Éphéméride 2 octobre 1905 décès de Jose-Maria de Hérédia



Né à Santiago de Cuba, de père cubain et de mère française, José Maria de Hérédia vint au monde dans la plantation de café familiale, nommée “La Fortune”. Le poète est, par son père, le descendant de ces conquistadores espagnols dont il conte les ambitions dans Les Conquérants.
Il vint en France, au collège Saint Vincent de Senlis pour y poursuivre ses études en 1851, à l'âge de neuf ans, et il y resta jusqu’à son baccalauréat, en 1859. Il y fut un élève brillant et très apprécié. La découverte, juste avant son retour, de l’œuvre de Leconte de Lisle, fit sur lui une impression profonde.
Dès 1861, il s'installa définitivement en France. Ami de Sully-Prudhomme, d'Anatole France, de Catulle Mendès et, surtout, de son maître Leconte de Lisle, il commença à composer des poèmes très influencés par la toute récente école parnassienne qui prônait le réalisme exact et la perfection absolue de la forme. Il publia ses premières œuvres dans diverses revues, puis Leconte de Lisle lui permit de collaborer au
Parnasse contemporain (1866).
Hérédia ne publia qu'un seul recueil, Les Trophées (1893), livre composé de 118 sonnets remarquables pour leur versification virtuose et pour la richesse de leur vocabulaire. Il fut élu à l'Académie française en 1894, occupant le fauteuil de Leconte de Lisle, mais ne produisit plus d'œuvre importante.
Lors du voyage des souverains russes à Paris, en 1896, José-Maria de Hérédia composa le Salut à l'Empereur, poème lu par Paul Mounet, de la Comédie-Française, à la cérémonie de la pose de la première pierre du pont Alexandre-III. Il était membre de la Commission du dictionnaire. Il devint en 1901 conservateur de la bibliothèque de l'Arsenal.

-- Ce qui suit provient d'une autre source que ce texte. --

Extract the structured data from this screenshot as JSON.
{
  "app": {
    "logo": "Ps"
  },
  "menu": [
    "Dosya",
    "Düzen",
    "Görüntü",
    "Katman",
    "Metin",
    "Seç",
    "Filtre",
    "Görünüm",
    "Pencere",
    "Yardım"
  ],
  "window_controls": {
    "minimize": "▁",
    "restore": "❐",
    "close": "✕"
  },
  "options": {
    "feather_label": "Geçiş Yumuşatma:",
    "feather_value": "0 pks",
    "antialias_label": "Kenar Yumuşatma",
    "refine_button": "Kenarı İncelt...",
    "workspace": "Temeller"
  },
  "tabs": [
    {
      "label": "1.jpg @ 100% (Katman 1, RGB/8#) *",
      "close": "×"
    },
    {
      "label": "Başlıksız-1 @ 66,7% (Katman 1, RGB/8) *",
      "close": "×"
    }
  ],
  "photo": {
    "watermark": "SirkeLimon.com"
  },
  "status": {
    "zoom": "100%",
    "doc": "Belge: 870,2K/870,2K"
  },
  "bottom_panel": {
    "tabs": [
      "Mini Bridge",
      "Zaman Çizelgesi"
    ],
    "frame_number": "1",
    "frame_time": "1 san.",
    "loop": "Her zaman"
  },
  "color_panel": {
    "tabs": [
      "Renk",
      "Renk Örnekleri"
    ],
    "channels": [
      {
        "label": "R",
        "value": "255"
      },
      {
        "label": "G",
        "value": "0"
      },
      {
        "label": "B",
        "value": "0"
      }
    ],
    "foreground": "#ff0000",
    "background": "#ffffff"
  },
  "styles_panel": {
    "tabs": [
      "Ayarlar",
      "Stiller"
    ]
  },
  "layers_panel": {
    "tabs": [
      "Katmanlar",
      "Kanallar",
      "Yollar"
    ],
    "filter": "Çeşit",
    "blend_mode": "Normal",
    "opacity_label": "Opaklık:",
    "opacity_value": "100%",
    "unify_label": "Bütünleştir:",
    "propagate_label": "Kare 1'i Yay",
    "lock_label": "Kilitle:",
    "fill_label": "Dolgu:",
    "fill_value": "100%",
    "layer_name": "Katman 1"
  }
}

Il eut trois filles : Hélène (1871-1953) qui épousa Maurice Maindron, Marie (1875-1963) - mariée à Henri de Régnier, maîtresse de Pierre Louÿs et poète sous le pseudonyme de Gérard d'Houville -, et Louise (1878-1930), mariée à Pierre Louÿs.

Il mourut le 2 octobre 1905 au château de Bourdonné, près de Houdan. Il fut inhumé le 7 octobre au cimetière de Bonsecours (Seine-Maritime).